PA33C-2200
Interdisciplinary Coordinated Experiment of the Southern Ocean Carbon Cycle (ICESOCC) – A Field Campaign Scoping Project

Wednesday, 16 December 2015
Poster Hall (Moscone South)
Brian Greg Mitchell, Scripps Institution of Oceanography, La Jolla, CA, United States
Abstract:
Accurate estimates in time and space of organic carbon export to the ocean interior via plankton net community production (NCP) for the global oceans (the biological pump) are essential for understanding the feedback between NCP, atmospheric CO2 and climate. Since integrated, multi-sensor satellite and in situ observations of many ocean variables are required to estimate NCP from space, this is a complex, interdisciplinary challenge.
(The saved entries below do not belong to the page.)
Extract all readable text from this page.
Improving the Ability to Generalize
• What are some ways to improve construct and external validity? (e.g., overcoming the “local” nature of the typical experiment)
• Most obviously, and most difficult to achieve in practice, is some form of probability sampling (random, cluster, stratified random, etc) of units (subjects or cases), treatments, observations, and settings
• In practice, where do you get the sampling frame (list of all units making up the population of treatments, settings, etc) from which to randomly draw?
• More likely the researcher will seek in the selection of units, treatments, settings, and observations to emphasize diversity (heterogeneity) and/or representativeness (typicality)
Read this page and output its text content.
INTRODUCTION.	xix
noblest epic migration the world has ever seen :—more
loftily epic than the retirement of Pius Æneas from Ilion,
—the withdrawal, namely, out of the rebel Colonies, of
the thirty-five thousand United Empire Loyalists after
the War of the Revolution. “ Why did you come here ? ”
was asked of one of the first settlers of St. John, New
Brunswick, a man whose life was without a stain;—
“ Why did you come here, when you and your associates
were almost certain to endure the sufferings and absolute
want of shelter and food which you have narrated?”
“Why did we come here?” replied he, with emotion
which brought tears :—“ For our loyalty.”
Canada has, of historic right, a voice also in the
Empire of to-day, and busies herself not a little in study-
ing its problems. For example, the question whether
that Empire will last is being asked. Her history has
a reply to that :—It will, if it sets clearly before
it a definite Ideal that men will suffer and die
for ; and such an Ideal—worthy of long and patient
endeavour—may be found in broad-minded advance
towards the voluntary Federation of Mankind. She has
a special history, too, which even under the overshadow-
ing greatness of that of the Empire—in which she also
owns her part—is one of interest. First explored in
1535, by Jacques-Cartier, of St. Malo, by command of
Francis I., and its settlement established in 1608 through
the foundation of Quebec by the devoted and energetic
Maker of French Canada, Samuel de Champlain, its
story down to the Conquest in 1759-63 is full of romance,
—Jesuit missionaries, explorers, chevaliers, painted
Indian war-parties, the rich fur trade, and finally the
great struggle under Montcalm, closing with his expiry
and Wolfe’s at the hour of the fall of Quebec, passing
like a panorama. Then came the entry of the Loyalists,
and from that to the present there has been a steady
Satellite ocean color sensors are a fundamental component in estimating spatial and temporal variations in NCP. Therefore, NASA’s PACE mission (NASA-PACE 2012), a mission included in NASA’s Climate Architecture Plan (NASA-CAP, 2010), specifies a need for field programs to improve satellite algorithms and models to reduce uncertainties in estimates of NCP. Diverse data from sediment and glacial cores, and climate models, indicate that the Southern Ocean plays a large role in the glacial-interglacial variations in the biological pump, with considerable implications for variations in atmospheric CO2. The “Interdisciplinary Coordinated Experiment of the Southern Ocean Carbon Cycle (ICESOCC)” project is a NASA-funded field campaign scoping (planning) effort. Over 18 months and many public meetings and workshops, the ICESOCC team of 13 interdisciplinary scientists has integrated the input from scientific experts in ocean, atmosphere, ice physics, biogeochemistry, advanced observational tools (ship, autonomous, atmospheric gases and dust, cryosphere dynamics, winds), and models, to create a draft recommendation to NASA for field observations required to constrain uncertainty of NCP for the Southern Ocean. The ICESOCC team requests and encourages careful review and comments of the draft to ensure the most robust final recommendations are submitted in early 2016 for NASA consideration.